Exposing it where developers work: MCP
The question of distribution remained. We considered injecting corpus excerpts directly into the agents’ context (via project instruction files), but the approach doesn’t hold: the corpus is too large, a static selection of excerpts can’t anticipate the question, and every corpus update would force us to touch every project. An external MCP server flips the problem: it’s the agent that queries the knowledge when it needs it, with the exact query, and the server evolves independently of the client projects. Both Claude Code and Codex speak MCP natively; the developer-side integration takes a few lines of .mcp.json.
The server exposes two tools, corresponding to two distinct uses:
liferay_searchreturns raw context — official documentation, exact API signatures, structured breaking changes with JIRA tickets — filterable by version. It’s the tool the coding agent calls before writing Liferay, to reason on real APIs itself.liferay_askqueries the fine-tuned model, with RAG grounding and cited sources, for expertise questions: implementation choices by version, migration strategy, justification of a pattern.

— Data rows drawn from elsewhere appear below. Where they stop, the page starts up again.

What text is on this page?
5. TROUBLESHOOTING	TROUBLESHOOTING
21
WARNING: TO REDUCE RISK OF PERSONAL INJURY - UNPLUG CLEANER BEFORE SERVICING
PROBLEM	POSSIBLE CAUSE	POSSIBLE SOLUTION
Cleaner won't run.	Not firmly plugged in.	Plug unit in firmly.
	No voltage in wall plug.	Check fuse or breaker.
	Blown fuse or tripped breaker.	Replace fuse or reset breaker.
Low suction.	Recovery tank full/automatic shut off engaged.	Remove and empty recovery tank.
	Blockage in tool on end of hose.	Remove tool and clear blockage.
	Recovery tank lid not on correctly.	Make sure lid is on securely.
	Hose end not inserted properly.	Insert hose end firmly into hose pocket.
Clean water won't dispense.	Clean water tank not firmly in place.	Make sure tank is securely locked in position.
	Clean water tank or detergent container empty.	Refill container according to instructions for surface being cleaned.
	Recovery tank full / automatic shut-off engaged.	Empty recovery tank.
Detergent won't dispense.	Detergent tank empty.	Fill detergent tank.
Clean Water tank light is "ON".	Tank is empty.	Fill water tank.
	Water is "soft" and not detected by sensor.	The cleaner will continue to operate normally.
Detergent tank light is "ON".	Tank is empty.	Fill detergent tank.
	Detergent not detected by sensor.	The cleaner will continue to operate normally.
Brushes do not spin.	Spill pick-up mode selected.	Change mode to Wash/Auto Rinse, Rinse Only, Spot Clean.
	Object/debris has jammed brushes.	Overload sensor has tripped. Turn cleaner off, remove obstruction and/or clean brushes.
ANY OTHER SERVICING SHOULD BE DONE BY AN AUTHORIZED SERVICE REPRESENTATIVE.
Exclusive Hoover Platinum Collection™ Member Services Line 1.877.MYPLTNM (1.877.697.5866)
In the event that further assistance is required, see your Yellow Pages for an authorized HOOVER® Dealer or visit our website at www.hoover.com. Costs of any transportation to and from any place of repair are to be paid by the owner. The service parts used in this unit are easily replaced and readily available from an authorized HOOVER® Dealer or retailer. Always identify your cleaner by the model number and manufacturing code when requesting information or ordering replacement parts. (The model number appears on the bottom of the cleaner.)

The version filter is not an ergonomic detail: it’s the query-side materialization of the era segmentation built in phase 1 of the mining. When a developer asks Claude Code to override a behavior on a client project in 7.2, the agent queries the MCP with the matching filter and retrieves the relevant breaking change — dated, with its JIRA ticket and the official migration procedure. For version upgrades, the architect systematically sweeps the breaking changes between two eras to build the migration plan, with verifiable references to put in the architecture document.
What we take away
Three lessons from this project. The data is the real work: the fine-tuning itself takes a day of GPU; the mining and above all the deduplication represented most of the effort, and that’s what makes the quality of the result. Fine-tuning and RAG address different problems: the first gives the model the language of the domain — our tests confirmed it — the second gives answers their anchoring in reality and their traceability; it’s the combination of the two, not either one, that earns the teams’ trust. MCP is the right distribution channel: no new tool to adopt, the expertise arrives in the environment where developers already work.
Today, this work concerns Liferay. But the reasoning goes beyond this case: every large enterprise platform carries, in its git history, its documentation and its changelogs, an architectural expertise that generalist LLMs cannot restore — precisely because it is versioned, contextual and diluted in their training corpora. The value is not in the model: it’s in the ability to turn this technical heritage into expertise directly usable by engineering teams. Liferay is our first experimentation ground. The approach itself is transferable.